Auf die Revision des Angeklagten wird das Urteil des Landgerichts vom 19. Dezember 2017 unter Verwerfung der weitergehenden Revision
- im Ausspruch über die Gesamtstrafe aufgehoben und
- im Ausspruch über die Einziehung des Wertes von Taterträgen insoweit aufgehoben, als ein 106.857,71 Euro übersteigender Betrag verhängt wurde.
II.
Der Angeklagte wird zu einer Gesamtfreiheitsstrafe von 6 Monaten verurteilt.
III.
Die Sache wird hinsichtlich der Entscheidung über die Aussetzung der Vollstreckung der erkannten Gesamtfreiheitsstrafe zur Bewährung und der Kosten der Revision an eine andere Strafkammer des Landgerichts zurückverwiesen.
Gründe
I.
Das Amtsgericht (Schöffengericht) hat den Angeklagten mit Urteil vom 21.07.2017 wegen 35 Fällen des Vorenthaltens und Veruntreuens von Arbeitsentgelt, davon in 31 Fällen jeweils in Tateinheit mit einem weiteren Vorenthalten und Veruntreuen von Arbeitsentgelt, schuldig gesprochen und ihn unter Einbeziehung der "mit Urteil des Amtsgerichts V. vom 04.12.2014 [...] nach Maßgabe des Berufungsurteils des Landgerichts V. vom 10.12.2015 verhängten Strafe" zu einer Gesamtfreiheitsstrafe von 3 Jahren verurteilt. Gegen das Urteil haben sowohl der Angeklagte als auch die Staatsanwaltschaft Berufung eingelegt. Das Landgericht hat in der Berufungshauptverhandlung das Verfahren nach § 154 Abs. 2 StPO eingestellt, soweit dem Angeklagten 4 Fälle des Vorenthaltens und Veruntreuens von Arbeitsentgelt zur Last lagen. Nach einer der Teileinstellung entsprechenden Berichtigung des Schuldspruchs hat die Strafkammer den Angeklagten unter Einbeziehung der Einzelstrafen aus der Entscheidung des Landgerichts V. vom 10.12.2015 in Höhe von 1 Jahr 8 Monaten und 1 Jahr 2 Monaten zur Gesamtfreiheitsstrafe von 2 Jahren 6 Monaten verurteilt, den "Verfall" von Wertersatz in Höhe eines Betrages von 108.214,00 Euro angeordnet und die weitergehenden Berufungen des Angeklagten und der Staatsanwaltschaft verworfen. Die verhängten Einzelstrafen belaufen sich auf Geldstrafe von 10 Tagessätzen zu je 30 Euro bis zu Freiheitsstrafe von 10 Monaten. Der Angeklagte wendet sich mit seiner Revision gegen das Urteil des Landgerichts. Er rügt die Verletzung formellen und materiellen Rechts.
II.
Die Revision des Angeklagten hat in dem aus der Entscheidungsformel ersichtlichen Umfang Erfolg; im Übrigen ist sie unbegründet im Sinne von § 349 Abs. 2 StPO.

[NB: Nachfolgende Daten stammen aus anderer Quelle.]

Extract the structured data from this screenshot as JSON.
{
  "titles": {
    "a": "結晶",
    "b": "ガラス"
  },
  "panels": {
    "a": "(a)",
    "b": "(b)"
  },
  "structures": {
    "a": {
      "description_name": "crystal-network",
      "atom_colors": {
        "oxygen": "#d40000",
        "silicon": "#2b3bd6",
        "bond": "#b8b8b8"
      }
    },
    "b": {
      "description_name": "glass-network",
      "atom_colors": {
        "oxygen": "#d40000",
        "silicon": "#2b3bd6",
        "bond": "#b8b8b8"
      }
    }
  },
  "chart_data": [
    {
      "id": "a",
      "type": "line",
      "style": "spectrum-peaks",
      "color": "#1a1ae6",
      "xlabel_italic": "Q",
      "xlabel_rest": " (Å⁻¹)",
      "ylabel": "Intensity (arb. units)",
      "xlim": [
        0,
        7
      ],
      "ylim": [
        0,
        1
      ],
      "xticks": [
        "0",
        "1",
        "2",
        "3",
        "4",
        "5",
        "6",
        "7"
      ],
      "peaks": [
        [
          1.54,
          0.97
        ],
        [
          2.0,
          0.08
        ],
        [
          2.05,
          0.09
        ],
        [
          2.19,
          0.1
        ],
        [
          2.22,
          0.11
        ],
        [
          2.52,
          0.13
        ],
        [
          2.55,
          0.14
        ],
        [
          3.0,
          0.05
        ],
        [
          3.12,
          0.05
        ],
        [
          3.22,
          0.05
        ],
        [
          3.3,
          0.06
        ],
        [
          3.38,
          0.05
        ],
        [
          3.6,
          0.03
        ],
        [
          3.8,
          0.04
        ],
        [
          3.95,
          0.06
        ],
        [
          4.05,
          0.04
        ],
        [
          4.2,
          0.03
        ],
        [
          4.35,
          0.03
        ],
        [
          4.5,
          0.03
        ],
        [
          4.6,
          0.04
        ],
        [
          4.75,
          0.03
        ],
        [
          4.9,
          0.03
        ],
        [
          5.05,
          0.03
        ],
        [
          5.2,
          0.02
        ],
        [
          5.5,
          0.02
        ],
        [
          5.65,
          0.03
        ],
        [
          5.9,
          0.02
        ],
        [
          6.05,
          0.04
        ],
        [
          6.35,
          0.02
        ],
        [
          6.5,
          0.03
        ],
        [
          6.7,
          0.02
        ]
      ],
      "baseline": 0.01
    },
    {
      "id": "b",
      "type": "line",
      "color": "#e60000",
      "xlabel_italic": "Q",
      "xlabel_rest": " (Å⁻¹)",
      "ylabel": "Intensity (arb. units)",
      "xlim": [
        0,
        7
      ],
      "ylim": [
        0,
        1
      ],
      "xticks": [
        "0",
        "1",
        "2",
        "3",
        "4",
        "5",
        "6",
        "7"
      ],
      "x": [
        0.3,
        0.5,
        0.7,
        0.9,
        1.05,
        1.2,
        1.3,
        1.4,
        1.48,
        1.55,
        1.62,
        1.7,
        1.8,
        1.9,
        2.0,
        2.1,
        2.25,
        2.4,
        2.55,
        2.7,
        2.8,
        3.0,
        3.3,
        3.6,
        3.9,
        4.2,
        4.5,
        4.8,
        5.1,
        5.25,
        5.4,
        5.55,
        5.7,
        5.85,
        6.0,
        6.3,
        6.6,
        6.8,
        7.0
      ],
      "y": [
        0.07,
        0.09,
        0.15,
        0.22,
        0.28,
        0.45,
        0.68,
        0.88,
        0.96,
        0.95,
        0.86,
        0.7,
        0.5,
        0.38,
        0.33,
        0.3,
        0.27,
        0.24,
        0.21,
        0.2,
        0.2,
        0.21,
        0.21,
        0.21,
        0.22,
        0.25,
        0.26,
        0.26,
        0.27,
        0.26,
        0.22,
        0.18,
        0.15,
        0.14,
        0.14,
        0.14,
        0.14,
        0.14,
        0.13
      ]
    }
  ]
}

1. Die Nachprüfung des angefochtenen Urteils aufgrund der Revision hat hinsichtlich des Schuldspruchs keinen Rechtsfehler zum Nachteil des Angeklagten ergeben.
a) Die Rüge der Verletzung der Aufklärungspflicht nach § 244 Abs. 2 StPO dringt schob deshalb nicht durch, weil das Gericht ein Sachverständigengutachten eingeholt hat, mit dessen Zuhilfenahme es zulässiger Weise im Schätzwege die nicht abgeführten Mindestsozialversicherungsbeiträge errechnet ha...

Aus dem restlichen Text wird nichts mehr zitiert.